I see that kind of differently.  Your proposed workflow (below) is
working around a weakness that's unfortunately prevalent in the
mainstream version control software today, at some considerable
increase in complexity and risk of error.

>
> I think what you need to be doing is:
> - When you start making changes, make a branch in your RCS

Yeah, if you do that you can of course commit a lot more often.  Do
the comments from those commits get rolled up into the trunk when you
merge back, though?  Or do they get lost?

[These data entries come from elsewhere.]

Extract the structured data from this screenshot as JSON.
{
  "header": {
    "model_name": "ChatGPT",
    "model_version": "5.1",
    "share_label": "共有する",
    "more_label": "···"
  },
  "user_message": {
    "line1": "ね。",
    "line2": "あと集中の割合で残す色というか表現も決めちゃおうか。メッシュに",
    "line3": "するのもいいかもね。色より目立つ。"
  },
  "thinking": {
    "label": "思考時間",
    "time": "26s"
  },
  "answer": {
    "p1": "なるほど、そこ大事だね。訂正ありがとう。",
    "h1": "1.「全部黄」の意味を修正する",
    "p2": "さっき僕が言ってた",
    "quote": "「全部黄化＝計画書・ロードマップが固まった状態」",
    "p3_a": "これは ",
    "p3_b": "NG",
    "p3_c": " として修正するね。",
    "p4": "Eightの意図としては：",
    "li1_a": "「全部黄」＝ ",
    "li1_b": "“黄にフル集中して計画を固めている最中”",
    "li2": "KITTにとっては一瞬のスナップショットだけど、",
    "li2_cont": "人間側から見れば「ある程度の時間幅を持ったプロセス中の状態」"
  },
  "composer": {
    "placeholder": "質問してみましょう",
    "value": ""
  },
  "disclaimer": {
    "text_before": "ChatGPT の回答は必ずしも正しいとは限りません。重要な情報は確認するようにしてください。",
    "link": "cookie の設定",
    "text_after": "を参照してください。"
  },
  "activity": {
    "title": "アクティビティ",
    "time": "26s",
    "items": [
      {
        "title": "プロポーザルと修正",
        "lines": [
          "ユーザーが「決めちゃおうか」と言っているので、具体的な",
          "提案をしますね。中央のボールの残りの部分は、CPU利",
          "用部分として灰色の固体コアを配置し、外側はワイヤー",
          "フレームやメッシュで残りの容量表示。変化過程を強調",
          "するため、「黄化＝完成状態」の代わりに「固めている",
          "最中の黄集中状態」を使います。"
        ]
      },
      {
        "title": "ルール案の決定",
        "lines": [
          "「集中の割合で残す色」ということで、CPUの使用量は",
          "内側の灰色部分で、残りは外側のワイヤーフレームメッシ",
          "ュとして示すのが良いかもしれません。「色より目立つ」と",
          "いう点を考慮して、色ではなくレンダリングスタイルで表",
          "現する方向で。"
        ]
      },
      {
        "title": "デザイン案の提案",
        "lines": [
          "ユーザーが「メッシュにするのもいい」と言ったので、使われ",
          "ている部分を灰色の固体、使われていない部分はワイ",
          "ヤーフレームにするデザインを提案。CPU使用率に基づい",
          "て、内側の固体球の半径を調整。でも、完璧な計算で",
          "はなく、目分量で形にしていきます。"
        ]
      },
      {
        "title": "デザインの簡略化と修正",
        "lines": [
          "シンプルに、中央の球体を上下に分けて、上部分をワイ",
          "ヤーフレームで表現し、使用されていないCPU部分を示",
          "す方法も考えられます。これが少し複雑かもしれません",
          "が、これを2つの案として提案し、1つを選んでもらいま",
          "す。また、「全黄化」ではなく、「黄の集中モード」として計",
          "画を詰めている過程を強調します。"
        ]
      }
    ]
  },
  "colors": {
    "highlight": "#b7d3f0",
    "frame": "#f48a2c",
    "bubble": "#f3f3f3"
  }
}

I haven't yet worked someplace that uses that as a normal approach,
though I've considered trying to introduce it.  The problem I see is
that CVS and Subversion handle branches sufficiently poorly that it's
kind of a pain to do.  And there's some real risk of merging the wrong
stuff, or merging it wrong, since there's a lot of manual keeping
track of things required.

I haven't used GIT, but reading the documentation, I think it may
handle things a lot more nicely.


[snip stuff I agree with]


> Look at it this way: the rest of the open source (and many closed
> source) world uses these types of RCS systems just fine, so either:
> a) you are much smarter than everyone else and could become a
> millionaire with your approach
> - OR -
> b) you might learn a thing or two by looking at how most other people do it

I've been learning things from how other people do it for quite a
while now.  But I haven't before this met *anybody* or any place that
does it the way you describe using current-generation tools, so if
"most people" do it that way, it's news to me.  It's the working style
I learned to like with NSE and DRTS, but I haven't been able to use it
since then because of poor tool support.